Can this be considered factoring $a^2 + b^2$? We're told in middle school that there's no easy way to factor $a^2 + b^2$.
However, recently, and I believe this is common knowledge for more advanced mathematicians than me, I came with the following:
$$a^2 + b^2 = (a + b \mathit i)(a - b \mathit i)$$
So, I ask the better heads if this can be considered a factorization of $a^2 + b^2$.
 A: It can be considered a factorisation of $a^2 + b^2$, but it rarely would be without some context indicating that you're supposed to be working in the complex numbers.
I now would like to convince you that $a^2-b^2 = (a+b)(a-b)$ is a "better" factorisation than $a^2+b^2 = (a+bi)(a-bi)$.
For example, consider what happens when we work not in the integers (complex or not), but in the integers mod $n$; let's pick $n=5$ for concreteness.
Then $$2 \equiv -3 = 1 - 4 \equiv 16 - 9 = \underbrace{4^2 - 3^2 = (4+3)(4-3)}_{\text{the factorisation!}} = 7 * 1 = 7 \equiv 2$$ still holds; $a^2 - b^2$ factorises just the same as it ever did.
But what interpretation should we give to the symbol $i$ when we're working in the integers mod $5$?
Well, I guess maybe it's the square root of $-1$, i.e. the square root of $4$, i.e. $i = 2$ (how weird); and indeed $a^2 + b^2 = (a + 2b)(a-2b)$ continues to hold.
What about if we're working mod $3$, where there is no square root of $-1$? In that case, we have to do what we do in the reals and adjoin a new object $i$ which we declare squares to $-1$, and it's not the case that $i$ is equal to an integer mod $3$.
It's all got messy, because now if we want to interpret what $(a+bi)(a-bi)$ means, we now have to work out whether there is a square root of $-1$ mod $n$.
So $a^2 - b^2$ factorises neatly in more general situations than $a^2+b^2$ does.
A: When we say “factoring”, we usually mean taking a positive integer and writing it as the product of two or more positive integers that are not equal to 1. We have a^2-b^2 = (a+b)(a-b) which is a factoring when a and b are both integers.

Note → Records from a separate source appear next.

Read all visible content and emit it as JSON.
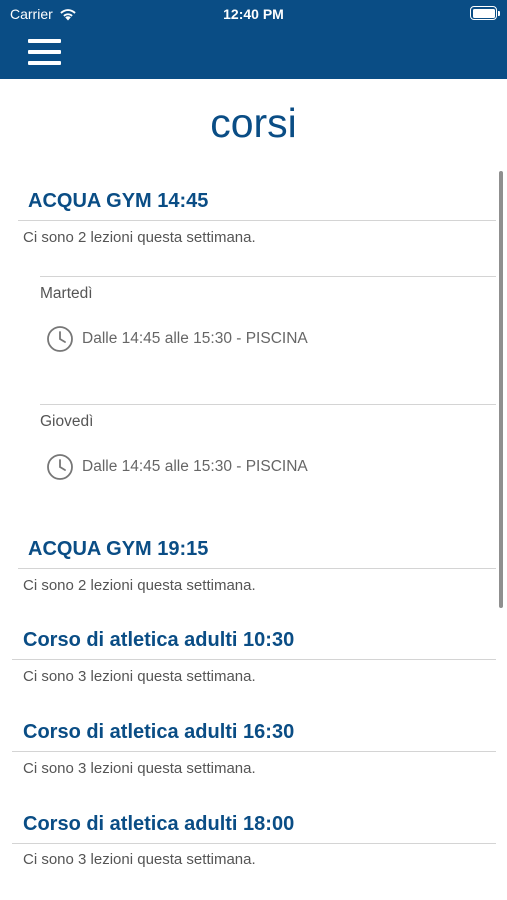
{
  "status_bar": {
    "carrier": "Carrier",
    "time": "12:40 PM"
  },
  "header": {
    "menu_icon": "hamburger-menu-icon",
    "color": "#0a4d85"
  },
  "page": {
    "title": "corsi"
  },
  "courses": [
    {
      "title": "ACQUA GYM 14:45",
      "summary": "Ci sono 2 lezioni questa settimana.",
      "expanded": true,
      "lessons": [
        {
          "day": "Martedì",
          "time": "Dalle 14:45 alle 15:30 - PISCINA"
        },
        {
          "day": "Giovedì",
          "time": "Dalle 14:45 alle 15:30 - PISCINA"
        }
      ]
    },
    {
      "title": "ACQUA GYM 19:15",
      "summary": "Ci sono 2 lezioni questa settimana."
    },
    {
      "title": "Corso di atletica adulti 10:30",
      "summary": "Ci sono 3 lezioni questa settimana."
    },
    {
      "title": "Corso di atletica adulti 16:30",
      "summary": "Ci sono 3 lezioni questa settimana."
    },
    {
      "title": "Corso di atletica adulti 18:00",
      "summary": "Ci sono 3 lezioni questa settimana."
    }
  ],
  "icons": {
    "lesson_time": "clock-icon"
  }
}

It is not a factoring if a = sqrt(1428) and b = sqrt(3000). The formula is correct, but a and b are not integers. Writing x as the product of two non-integers is trivial, let a ≠ 0 and b= x/a. That’s not a factoring.
What you found is a factoring in the Gauss numbers (complex numbers with real and complex part being integers) but we practically always want to factor in the integers.